5. Met dagtekening 25 juli 2019 heeft verweerder aan eiseres een naheffingsaanslag omzetbelasting opgelegd ten bedrage van € 24.646. Verweerder heeft tevens bij beschikking € 3.554 aan belastingrente in rekening gebracht.
6. Een andere belastingplichtige genaamd [C] (de andere franchisenemer) dreef eveneens als franchisenemer een [B.V. 1] in [vestigingsplaats] . In het kader van het afwikkelen van haar franchisesamenwerking heeft zij een vergelijkbare koopovereenkomst en vaststellingsovereenkomst gesloten en een soortgelijke creditnota uitgereikt gekregen.
7. Tussen de gemachtigde van de andere franchisenemer en een medewerkster van de Belastingdienst (de medewerkster) is gecorrespondeerd over de onder 6 genoemde creditnota. Per e-mail van 16 oktober 2018 heeft de medewerkster uitgelegd waarom btw is verschuldigd over de creditnota en aangekondigd een naheffingsaanslag te zullen opleggen bij het uitblijven van een reactie.
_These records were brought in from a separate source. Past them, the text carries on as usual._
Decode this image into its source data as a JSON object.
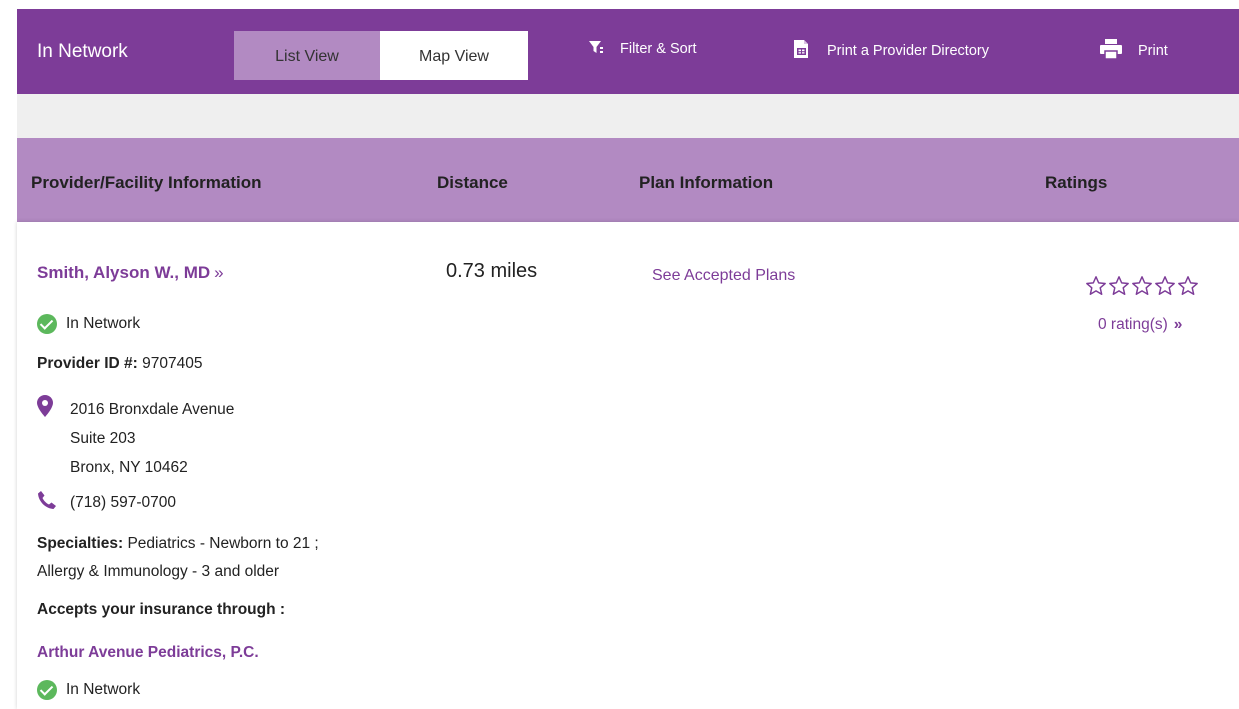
{
  "header": {
    "title": "In Network",
    "tabs": [
      {
        "label": "List View",
        "selected": true
      },
      {
        "label": "Map View",
        "selected": false
      }
    ],
    "tools": {
      "filter_label": "Filter & Sort",
      "directory_label": "Print a Provider Directory",
      "print_label": "Print"
    }
  },
  "table": {
    "columns": {
      "provider": "Provider/Facility Information",
      "distance": "Distance",
      "plan": "Plan Information",
      "ratings": "Ratings"
    }
  },
  "provider": {
    "name": "Smith, Alyson W., MD",
    "name_arrow": "»",
    "network_status": "In Network",
    "id_label": "Provider ID #:",
    "id_value": "9707405",
    "address": [
      "2016 Bronxdale Avenue",
      "Suite 203",
      "Bronx, NY 10462"
    ],
    "phone": "(718) 597-0700",
    "specialties_label": "Specialties:",
    "specialties_line1": "Pediatrics - Newborn to 21 ;",
    "specialties_line2": "Allergy & Immunology - 3 and older",
    "accepts_label": "Accepts your insurance through :",
    "group_name": "Arthur Avenue Pediatrics, P.C.",
    "group_network_status": "In Network",
    "distance": "0.73 miles",
    "plans_link": "See Accepted Plans",
    "stars_filled": 0,
    "stars_total": 5,
    "ratings_text": "0 rating(s)",
    "ratings_arrow": "»"
  },
  "colors": {
    "brand": "#7d3c98",
    "brand_light": "#b28ac2",
    "success": "#5cb85c"
  }
}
8. Per e-mail van 16 oktober 2018 heeft de gemachtigde van de andere franchisenemer hierop als volgt gereageerd:
“Ik begrijp uw standpunt maar is het niet zo dat bij een overname zowel de bezittingen als schulden overgaan en de koper in de plaats treed van de verkoper en dan ook verantwoordelijk is voor de afdracht van de btw op de creditnota. Alle gesprekken die ik heb gevoerd in die tijd waren erop gericht dat de ondernemers er zonder schulden uit zouden komen. De ondernemers zijn zo zwaar benadeelt door de franchisegever dat ze jaren lang verlies hebben geleden. Het kan toch niet zo zijn dat ze er nu net een beetje bovenop beginnen te komen en dan weer met zo’n hoge schuld opgezadeld worden. Klopt het dat er door de belastingdienst/Fiod onderzoek wordt gedaan naar de Franchise-organisatie en is het mogelijk op de uitkomsten hiervan te wachten om deze btw claim af te wikkelen? De franchisers zijn echt bedonderd op vele manieren door de Franchisegever.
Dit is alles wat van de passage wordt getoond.